ヒストリー・オブ・バイオレンス
a0077842_1121678.jpg昨夜観たDVDのこと、つい書きたくなったので、とりあえず自己紹介のカテゴリに入れることにします。

何気に借りてきたDVDを観始めたら、なんと監督がデイヴィッド・クローネンバーグときた。
おととい10月2日、レドラム・ダニーを紹介したついでにTV版シャイニングの監督ミック・ギャリスのことに触れたけれど、そのときクローネンバーグの名を出した。
そしたら借りたDVDヒストリー・オブ・バイオレンスが、偶然クローネンバーグの新作だったと。

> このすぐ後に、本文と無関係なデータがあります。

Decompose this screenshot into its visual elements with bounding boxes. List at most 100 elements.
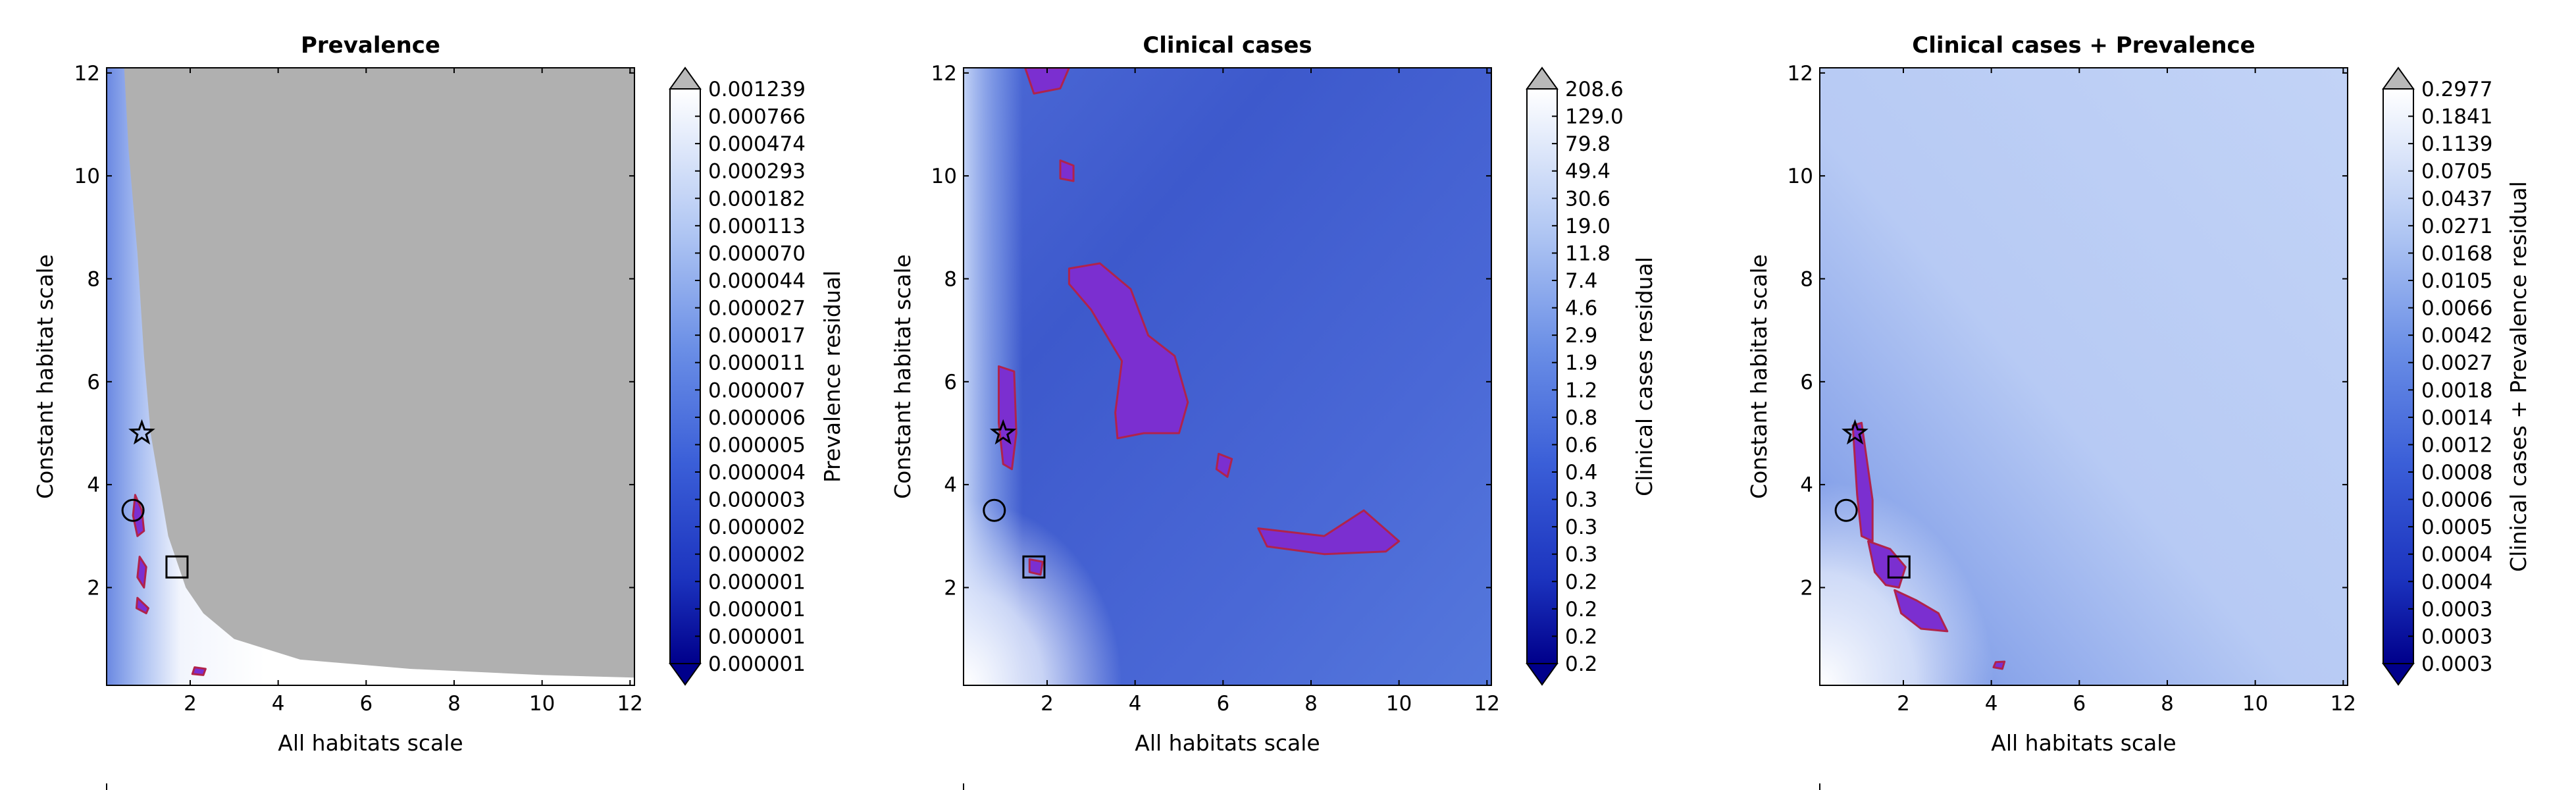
colorbar-tick-label: 0.2 (1565, 652, 1597, 676)
colorbar-over-arrow (2382, 66, 2415, 90)
colorbar-tick-label: 0.2 (1565, 598, 1597, 621)
colorbar-tick-label: 0.000044 (708, 269, 806, 293)
colorbar-tick-label: 0.0003 (2421, 652, 2492, 676)
colorbar-tick-label: 0.000011 (708, 352, 806, 375)
x-tick-label: 10 (529, 692, 555, 716)
colorbar-tick-label: 0.0437 (2421, 187, 2492, 211)
colorbar-over-arrow (1526, 66, 1558, 90)
x-tick-label: 12 (1474, 692, 1500, 716)
x-tick-label: 12 (2331, 692, 2356, 716)
colorbar-gradient (1526, 88, 1558, 664)
colorbar-tick-label: 0.3 (1565, 515, 1597, 539)
x-axis-label: All habitats scale (278, 730, 463, 756)
highlight-region (136, 556, 147, 589)
y-tick-label: 8 (944, 267, 957, 291)
colorbar-tick-label: 1.9 (1565, 352, 1597, 375)
colorbar-tick-label: 0.000001 (708, 652, 806, 676)
star-marker (1842, 419, 1868, 445)
colorbar-under-arrow (2382, 663, 2415, 686)
highlight-region (1068, 262, 1189, 440)
colorbar-tick-label: 0.0006 (2421, 488, 2492, 512)
panel-prevalence: 2 4 6 8 10 12 2 4 6 8 10 12 Prevalence All habitats… (32, 32, 845, 790)
colorbar: 208.6 129.0 79.8 49.4 30.6 19.0 11.8 7.4 4.6 2.9 1… (1526, 66, 1624, 686)
y-tick-label: 2 (944, 576, 957, 600)
y-tick-label: 10 (1788, 165, 1813, 188)
colorbar-tick-label: 0.8 (1565, 406, 1597, 430)
colorbar-tick-label: 0.000070 (708, 242, 806, 265)
colorbar-tick-label: 0.001239 (708, 78, 806, 101)
colorbar-tick-label: 0.000002 (708, 543, 806, 567)
x-tick-label: 4 (1985, 692, 1998, 716)
colorbar-tick-label: 11.8 (1565, 242, 1610, 265)
star-marker (128, 419, 155, 445)
colorbar-tick-label: 0.000766 (708, 105, 806, 129)
colorbar-gradient (669, 88, 701, 664)
colorbar-tick-label: 0.0005 (2421, 515, 2492, 539)
x-tick-label: 4 (272, 692, 285, 716)
panel-title: Clinical cases (1143, 32, 1312, 59)
colorbar-tick-label: 0.0004 (2421, 570, 2492, 594)
colorbar-gradient (2383, 88, 2414, 664)
colorbar-tick-label: 0.000027 (708, 297, 806, 321)
colorbar-tick-label: 0.1139 (2421, 132, 2492, 156)
colorbar-tick-label: 0.0066 (2421, 297, 2492, 321)
colorbar-tick-label: 0.000017 (708, 324, 806, 348)
y-tick-label: 6 (944, 371, 957, 394)
colorbar-tick-label: 0.2 (1565, 625, 1597, 648)
colorbar-tick-label: 0.0168 (2421, 242, 2492, 265)
colorbar-tick-label: 0.000474 (708, 132, 806, 156)
colorbar-tick-label: 49.4 (1565, 160, 1610, 184)
colorbar-tick-label: 0.000001 (708, 625, 806, 648)
y-tick-label: 8 (87, 267, 100, 291)
x-tick-label: 4 (1129, 692, 1142, 716)
colorbar-tick-label: 0.000004 (708, 461, 806, 485)
colorbar-tick-label: 208.6 (1565, 78, 1624, 101)
colorbar-tick-label: 0.0003 (2421, 598, 2492, 621)
x-tick-label: 6 (1216, 692, 1229, 716)
colorbar-tick-label: 2.9 (1565, 324, 1597, 348)
highlight-region (1893, 589, 1949, 633)
colorbar-tick-label: 0.0012 (2421, 433, 2492, 457)
y-axis-label: Constant habitat scale (32, 254, 58, 499)
y-tick-label: 4 (1800, 473, 1813, 497)
masked-region (124, 68, 634, 678)
square-marker (165, 555, 189, 579)
highlight-region (1215, 452, 1233, 478)
y-tick-label: 10 (931, 165, 957, 188)
y-axis-label: Constant habitat scale (890, 254, 915, 499)
highlight-region (1257, 509, 1401, 556)
y-axis-label: Constant habitat scale (1746, 254, 1772, 499)
panel-clinical-cases-plus-prevalence: 2 4 6 8 10 12 2 4 6 8 10 12 Clinical cases + Preval… (1746, 32, 2531, 790)
colorbar: 0.2977 0.1841 0.1139 0.0705 0.0437 0.0271 0.01… (2382, 66, 2492, 686)
heatmap-corner-glow (964, 68, 1491, 685)
x-tick-label: 12 (617, 692, 643, 716)
colorbar-tick-label: 0.3 (1565, 488, 1597, 512)
y-tick-label: 10 (74, 165, 100, 188)
colorbar-label: Clinical cases + Prevalence residual (2506, 181, 2531, 571)
colorbar-tick-label: 0.000002 (708, 515, 806, 539)
x-tick-label: 10 (2242, 692, 2268, 716)
y-tick-label: 12 (74, 62, 100, 86)
colorbar-tick-label: 0.4 (1565, 461, 1597, 485)
colorbar-tick-label: 7.4 (1565, 269, 1597, 293)
colorbar-tick-label: 0.000001 (708, 598, 806, 621)
star-marker (989, 419, 1017, 445)
plot-frame (963, 67, 1492, 686)
x-tick-label: 8 (2161, 692, 2174, 716)
colorbar-tick-label: 4.6 (1565, 297, 1597, 321)
colorbar-under-arrow (1526, 663, 1558, 686)
highlight-region (1028, 558, 1044, 576)
colorbar-tick-label: 0.0004 (2421, 543, 2492, 567)
highlight-region (998, 365, 1018, 471)
y-tick-label: 12 (1788, 62, 1813, 86)
plot-frame (106, 67, 635, 686)
y-tick-label: 8 (1800, 267, 1813, 291)
highlight-region (1851, 421, 1874, 542)
colorbar-label: Prevalence residual (819, 271, 845, 483)
colorbar-tick-label: 0.3 (1565, 543, 1597, 567)
colorbar-over-arrow (669, 66, 702, 90)
x-axis-label: All habitats scale (1135, 730, 1320, 756)
colorbar-tick-label: 0.000113 (708, 215, 806, 238)
panel-title: Prevalence (301, 32, 440, 59)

いまでは単なる中年の映画好きでしかない店主は、とくべつ映画情報をチェックするわけでもなく、家内から日経MJで仕入れた映画やDVDのランキングを上の空で聞く程度。
高3の娘が映画好きで、たまに彼女からオススメの映画を教わることも。
たとえば、有頂天ホテル。
観たい映画は、なんとなく面白そうという理由で選ぶことが多く、むかし入れ込んだ監督を追いかけるパワーなんて年取るごとに薄らいで、いまでは皆無にひとしい。
だからこそ、予備知識ゼロのままジャケットの解説文もまともに読まないで借りたDVDが、最近ブログで名を出したクローネンバーグ作で、しかも久しぶりにジックリ面白かったりしたものだから、黙ってはいられなくなった次第。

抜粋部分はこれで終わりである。